I'm extremely new to this kind of thing so if this sounds dumb I apologize. 

Im having trouble getting my Bluetooth to work with my new phone. Actually I've had trouble with both of the phones I have had. The first phone was an iPhone 4s. The Bluetooth worked fine when making/ receiving calls but wouldn't play my music, I had to plug in my usb for that. I got rid of that phone and now I have the new HTC one ....I've paired it with my car and I can make/receive calls but my music will not play....it won't even play through the usb cord. The only music that will play is some random "pfd" track.....which I have no clue where that's coming from. They're like random 15 seconds techno clips it's weird. Those pfd tracks only play when my usb cord is connected. 

I was told by att that it's my car that's causing the issue, that the cruze is only compatiablewith iPhone. Is that true? Any ideas?


----------



## McNeo (Dec 17, 2013)

I had an HTC One S and it worked perfect.

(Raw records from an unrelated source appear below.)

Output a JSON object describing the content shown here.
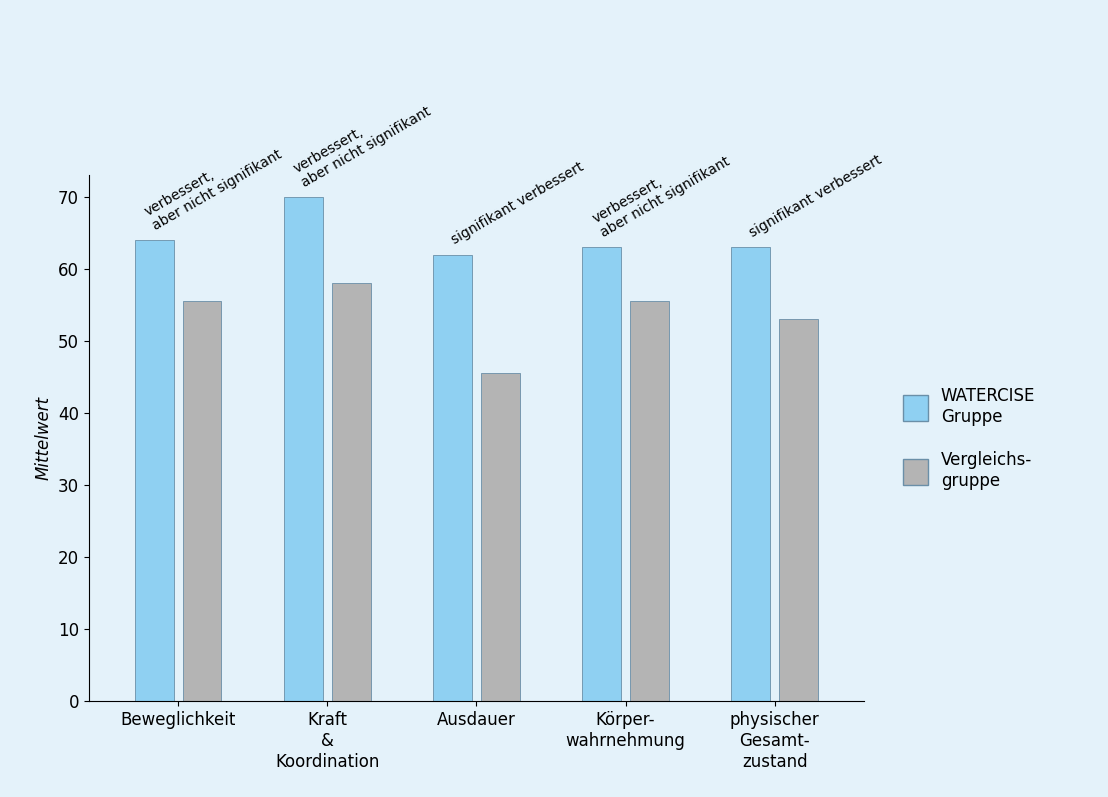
{
  "chart_data": {
    "type": "bar",
    "categories": [
      "Beweglichkeit",
      "Kraft\n&\nKoordination",
      "Ausdauer",
      "Körper-\nwahrnehmung",
      "physischer\nGesamt-\nzustand"
    ],
    "series": [
      {
        "name": "WATERCISE\nGruppe",
        "color": "#8fd0f2",
        "values": [
          64,
          70,
          62,
          63,
          63
        ]
      },
      {
        "name": "Vergleichs-\ngruppe",
        "color": "#b4b4b4",
        "values": [
          55.5,
          58,
          45.5,
          55.5,
          53
        ]
      }
    ],
    "y_label": "Mittelwert",
    "annotations": [
      "verbessert,\naber nicht signifikant",
      "verbessert,\naber nicht signifikant",
      "signifikant verbessert",
      "verbessert,\naber nicht signifikant",
      "signifikant verbessert"
    ],
    "ylim": [
      0,
      73
    ],
    "yticks": [
      0,
      10,
      20,
      30,
      40,
      50,
      60,
      70
    ],
    "legend": "center left",
    "grid": false
  }
}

Upgraded to an LG G2 and it wouldn't work with MyLink so brought it back and got the HTC One - which also works perfect.

What are you using to play music from your phone? Pandora, Spotify, MP3's?


----------



## obermd (Mar 3, 2012)

I can understand the streaming music problems with the iPhone - Apple bastardized the A2DP implementation and music and other audio goes out the same bluetooth channel as voice calling. I'm not sure what's going on with your HTC One. Is your music stored on the internal memory or on an add-in card? Android doesn't share the external memory card well with the USB connection.


----------



## Chevy Customer Care (Oct 29, 2011)

staythecourse said:


> I'm extremely new to this kind of thing so if this sounds dumb I apologize.
> 
> Im having trouble getting my Bluetooth to work with my new phone. Actually I've had trouble with both of the phones I have had. The first phone was an iPhone 4s. The Bluetooth worked fine when making/ receiving calls but wouldn't play my music, I had to plug in my usb for that. I got rid of that phone and now I have the new HTC one ....I've paired it with my car and I can make/receive calls but my music will not play....it won't even play through the usb cord. The only music that will play is some random "pfd" track.....which I have no clue where that's coming from. They're like random 15 seconds techno clips it's weird. Those pfd tracks only play when my usb cord is connected.
> 
> I was told by att that it's my car that's causing the issue, that the cruze is only compatiablewith iPhone. Is that true? Any ideas?


Hello staythecourse,

I apologize for any inconvenience this has caused for you. If you would like to further discuss your situation, please send us a private message that includes your full contact information and VIN. We are more than happy to look into your concerns. 

Laura M. (assisting)
Chevrolet Customer Care


----------



## 2princesses (Apr 24, 2013)

So I just got an Iphone 5S and was stoked thinking I could play music via USB, nut it doesn't work. Am I correct in thinking that music should play wihtout having to plug it in via the USB port? I have an amazing 2013 LS.


----------



## 99_XC600 (Feb 24, 2013)

I've had very strange results with streaming audio on mine. For whatever reason, on my 4s or my new 5s. Pandora will absolutely not stream in the car. It will play for about a second and then just stop working. I have to plug it in for it to work.

However....if I fire up Youtube, it will play it fine with no issues.


----------